Cyber Defender Richard Clarke Advises Weapons Protection Tech Firm
Former White House counterterrorism adviser and cybersecurity doomsayer Richard A. Clarke is now advocating a new technology federal agencies are using to trace a different kind of threat -- weapons and other objects of destruction.
Visible Assets, Inc., manufacturer of RuBee wireless-tracking networks, announced on Tuesday that the author of "Cyber War: The Next Threat To National Security And What To Do About It" has joined its board of directors. The firm currently helps several agencies in the Defense and Energy departments manage inventories of weapons and hazardous materials, and it has aspirations to deploy the technology in federal agency computer server rooms.
Similar to radio frequency identification, RuBee -- typically embedded in tags on objects -- sends data to an antenna, except RuBee's signals travel through magnetic waves, not radio waves.

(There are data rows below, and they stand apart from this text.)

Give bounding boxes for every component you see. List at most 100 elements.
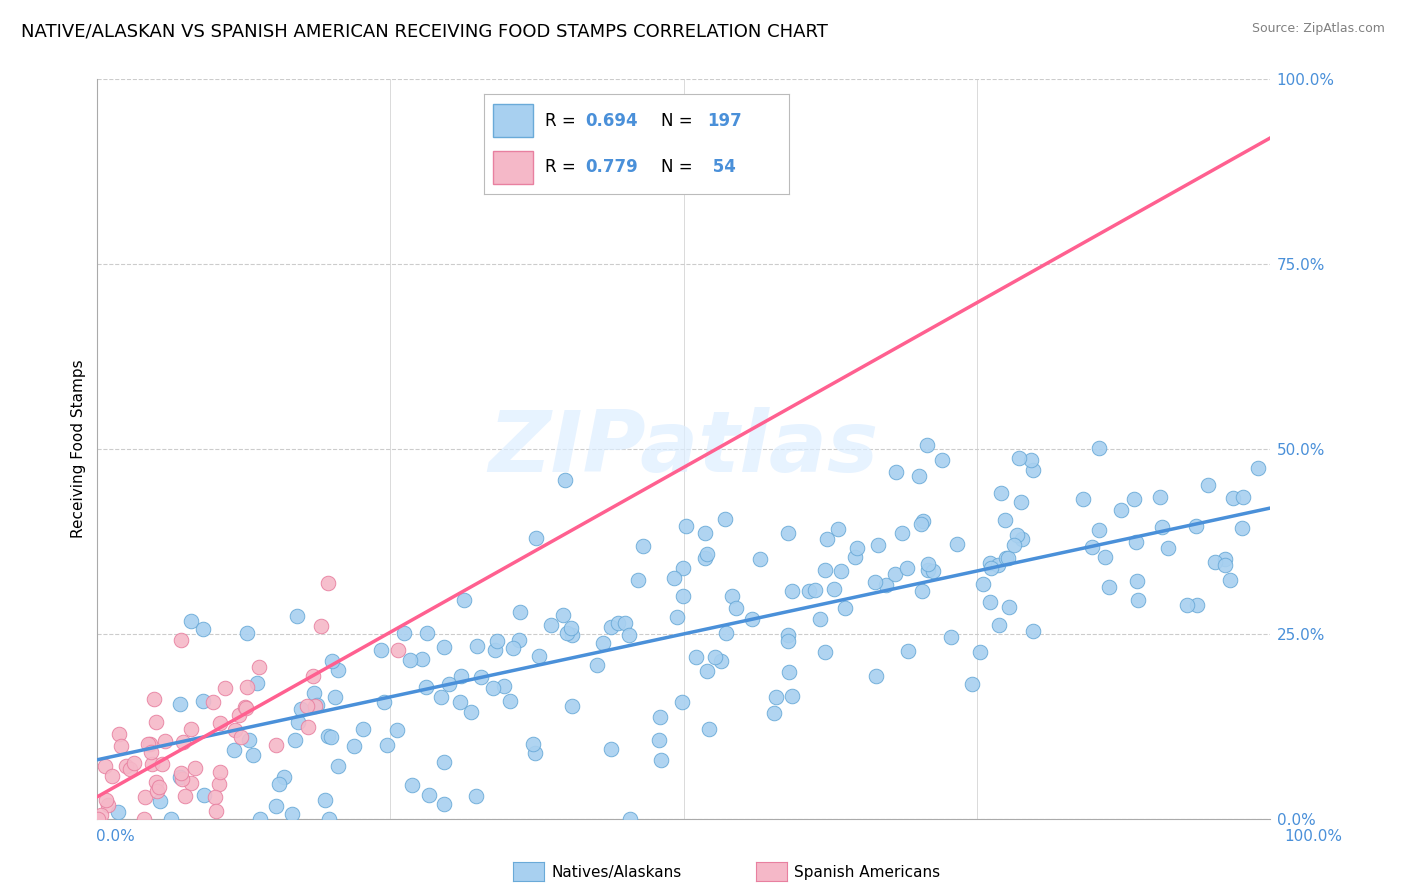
Point <box>1011 495 1033 509</box>
Point <box>529 649 551 664</box>
Point <box>352 722 374 736</box>
Point <box>484 643 506 657</box>
Point <box>146 784 169 798</box>
Point <box>1081 540 1104 554</box>
Point <box>284 732 307 747</box>
Point <box>866 538 889 552</box>
Point <box>741 612 763 626</box>
Point <box>290 702 312 716</box>
Point <box>540 618 562 632</box>
Point <box>778 634 800 648</box>
Point <box>891 525 914 540</box>
Point <box>375 739 398 753</box>
Point <box>209 765 232 780</box>
Point <box>814 563 837 577</box>
Point <box>778 665 800 679</box>
Point <box>1184 519 1206 533</box>
Point <box>917 563 939 577</box>
Point <box>499 694 522 708</box>
Text: 0.0%: 0.0% <box>96 830 135 844</box>
Point <box>465 639 488 653</box>
Point <box>465 789 488 804</box>
Point <box>343 739 366 753</box>
Point <box>704 650 727 665</box>
Point <box>697 722 720 736</box>
Point <box>619 628 641 642</box>
Point <box>418 789 440 803</box>
Point <box>208 777 231 791</box>
Point <box>204 790 226 805</box>
Point <box>1111 503 1133 517</box>
Point <box>911 514 934 528</box>
Point <box>433 640 456 654</box>
Point <box>1197 478 1219 492</box>
Point <box>107 805 129 819</box>
Point <box>555 626 578 640</box>
Point <box>979 595 1001 609</box>
Point <box>321 654 343 668</box>
Point <box>193 788 215 802</box>
Point <box>231 730 253 744</box>
Point <box>1175 598 1198 612</box>
Point <box>450 669 472 683</box>
Point <box>249 660 271 674</box>
Point <box>994 513 1017 527</box>
Point <box>108 727 131 741</box>
Point <box>1088 523 1111 537</box>
Point <box>134 790 156 805</box>
Point <box>318 729 340 743</box>
Y-axis label: Receiving Food Stamps: Receiving Food Stamps <box>72 359 86 538</box>
Point <box>599 742 621 756</box>
Point <box>946 537 969 551</box>
Point <box>897 644 920 658</box>
Point <box>917 437 939 451</box>
Point <box>586 658 609 673</box>
Point <box>763 706 786 720</box>
Point <box>228 707 250 722</box>
Point <box>672 561 695 575</box>
Point <box>1002 537 1025 551</box>
Point <box>214 681 236 695</box>
Point <box>305 698 328 712</box>
Point <box>401 778 423 792</box>
Point <box>911 583 934 598</box>
Point <box>1022 624 1045 639</box>
Point <box>693 526 716 541</box>
Point <box>149 794 172 808</box>
Point <box>551 608 574 623</box>
Point <box>631 539 654 553</box>
Point <box>94 759 117 773</box>
Point <box>979 556 1001 570</box>
Point <box>235 700 257 714</box>
Point <box>297 720 319 734</box>
Point <box>969 645 991 659</box>
Point <box>172 734 194 748</box>
Point <box>990 486 1012 500</box>
Point <box>1011 533 1033 547</box>
Point <box>749 552 772 566</box>
Point <box>1087 441 1109 455</box>
Point <box>90 808 112 822</box>
Point <box>1122 492 1144 507</box>
Point <box>600 620 623 634</box>
Point <box>776 628 799 642</box>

Magnetic waves allow the information to pass through people, mud, water, steel and other environments that disable RFID.
"It's like an RFID tag only better," Clarke told Nextgov in an interview. "The RF in RFID is not involved." He added that the apparatus has applications beyond the military, perhaps for border protection.
John K. Stevens, chairman and chief executive officer of Visible, who also was interviewed, said the firm has had "serious discussions" about attaching RuBee tags to radiation suits for DOE laboratory personnel. The company's Energy customers include the Lawrence Livermore National Laboratory, Y-12 National Security Complex and Los Alamos National Laboratory, all of which conduct nuclear research.
"Most of the nuclear items that DOE has stored are in secure rooms and they have doors on them and [the tags] are also radiation proof," he said. Stevens added that RuBee-based networks could be helpful for heightening the physical security of computer assets.